Links und rechts der Langen Brücke: Ein Zeichen gesetzt
Jan Brunzlow über die Demonstration der Potsdamer gegen Fremdenhass
Stand:
4000 von etwa 144 000 Potsdamern haben gestern Farbe bekannt und sich dem Verlangen nach mehr Zivilcourage gestellt. Ob das viele oder wenige sind, die sich gestern öffentlich gegen Fremdenfeindlichkeit in der Landeshauptstadt eingesetzt haben, mag jeder selbst beurteilen. Zumindest war es ein farbenfrohes und vielfältiges Zeichen, dass solche Taten in der Landeshauptstadt nicht geduldet werden dürfen. Ein Zeichen für die Medien, die Potsdam derzeit als Brennpunkt des braunsten aller deutschen Bundesländer im Fokus haben. Ein Zeichen für die mutmaßlichen Täter und ihr Umfeld, dass dem Rassismus kein Millimeter Raum gegeben werden darf. Es war ein kleines Fest zu einem großen Anlass, gespickt mit Beifall für besonnene Reden.
Erlaubt sein muss nun die Frage, ob der Ort einer solchen Demonstration gegen Fremdenhass, mitten im barocken Stadtzentrum, der richtige ist? In einer Gegend, umgeben vom Bürgertum der Stadt, von zugezogener Wissenschaft, von geringer sozialer Armut. Aufmerksamkeit wird dadurch erzeugt, aber wer wird erreicht?
Geht man diesertage durch die Potsdamer Innenstadt, durch Cafés und Restaurants oder zu Freunden und Bekannten, so hat ein Thema alles andere überlagert – der Überfall vom Ostermontag auf Ermyas M. Diskutiert wird dabei über die soziale Kompetenz von sozial schwächeren Familien, von orientierungs- und ziellosen Jugendlichen und von Dingen, die andernorts anders gemacht werden müssen. Dabei beginnt der tägliche Rassismus womöglich am eigenen Frühstückstisch oder auf Familienfeier, aber allerspätestens im nächsten Café. Orte, an denen nun Farbe bekannt werden muss.

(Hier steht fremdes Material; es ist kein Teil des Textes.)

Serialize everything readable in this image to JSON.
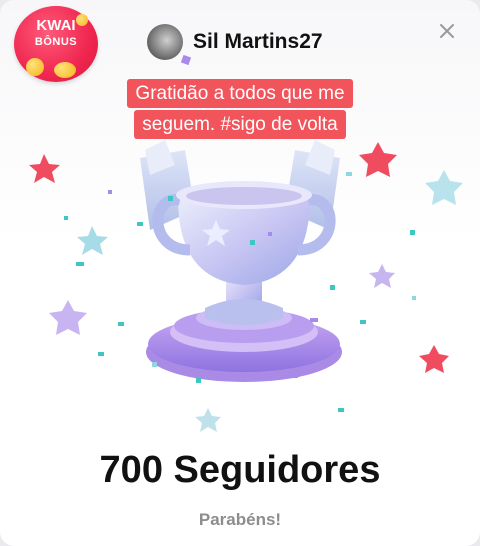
{
  "badge": {
    "line1": "KWAI",
    "line2": "BÔNUS"
  },
  "profile": {
    "username": "Sil Martins27"
  },
  "message": {
    "text": "Gratidão a todos que me seguem. #sigo de volta"
  },
  "achievement": {
    "title": "700 Seguidores",
    "subtitle": "Parabéns!"
  },
  "icons": {
    "close": "close-icon",
    "trophy": "trophy-icon"
  },
  "colors": {
    "message_bg": "#f2545b",
    "badge_bg": "#f0264f",
    "trophy": "#c7c3f2"
  }
}
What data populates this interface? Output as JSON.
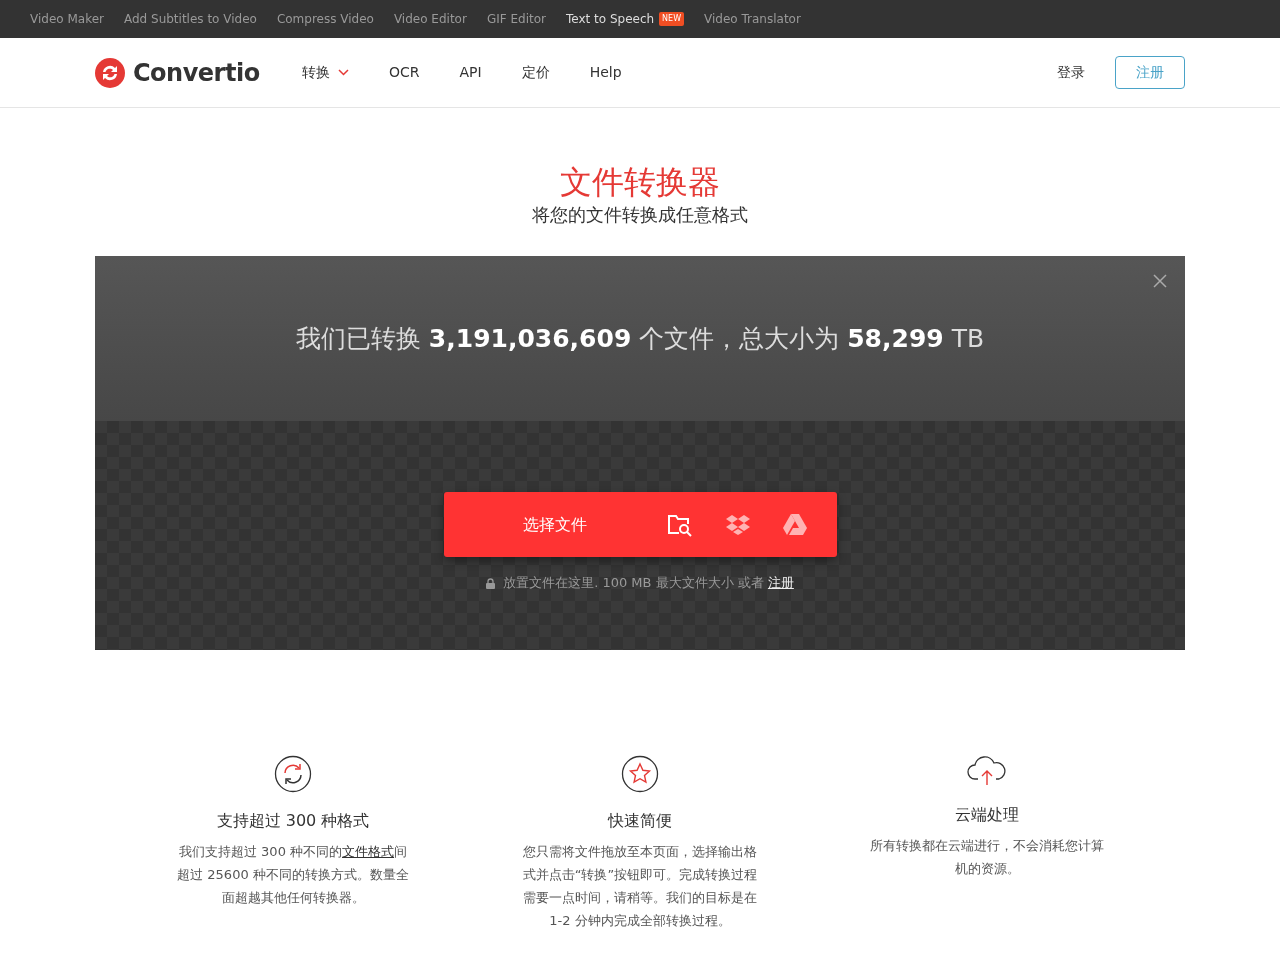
{
  "top_links": [
    {
      "label": "Video Maker",
      "highlighted": false
    },
    {
      "label": "Add Subtitles to Video",
      "highlighted": false
    },
    {
      "label": "Compress Video",
      "highlighted": false
    },
    {
      "label": "Video Editor",
      "highlighted": false
    },
    {
      "label": "GIF Editor",
      "highlighted": false
    },
    {
      "label": "Text to Speech",
      "highlighted": true,
      "badge": "NEW"
    },
    {
      "label": "Video Translator",
      "highlighted": false
    }
  ],
  "navbar": {
    "logo": "Convertio",
    "menu": [
      {
        "label": "转换",
        "dropdown": true
      },
      {
        "label": "OCR",
        "dropdown": false
      },
      {
        "label": "API",
        "dropdown": false
      },
      {
        "label": "定价",
        "dropdown": false
      },
      {
        "label": "Help",
        "dropdown": false
      }
    ],
    "login": "登录",
    "signup": "注册"
  },
  "hero": {
    "title": "文件转换器",
    "subtitle": "将您的文件转换成任意格式"
  },
  "stats": {
    "text": "我们已转换 **3,191,036,609** 个文件，总大小为 **58,299** TB"
  },
  "upload": {
    "button": "选择文件",
    "hint": "放置文件在这里. 100 MB 最大文件大小 或者",
    "hint_link": "注册"
  },
  "features": [
    {
      "title": "支持超过 300 种格式",
      "text_before": "我们支持超过 300 种不同的",
      "link": "文件格式",
      "text_after": "间超过 25600 种不同的转换方式。数量全面超越其他任何转换器。"
    },
    {
      "title": "快速简便",
      "text_before": "您只需将文件拖放至本页面，选择输出格式并点击“转换”按钮即可。完成转换过程需要一点时间，请稍等。我们的目标是在 1-2 分钟内完成全部转换过程。"
    },
    {
      "title": "云端处理",
      "text_before": "所有转换都在云端进行，不会消耗您计算机的资源。"
    }
  ]
}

Was nach einer Woche Potsdam im Rampenlicht des öffentlichen Interesses bleibt ist die Erkenntnis, dass hinter den barocken Fassaden so manches bröckelt. Selbst der Oberbürgermeister gestand nach der medialen Themenwoche Rassismus in Potsdam ein, von Berichten über persönliche Schicksale andersfarbiger Potsdamer am stärksten beeindruckt gewesen zu sein. Das waren Berichte, die nur zu sehen sind, wenn man sie auch sehen will.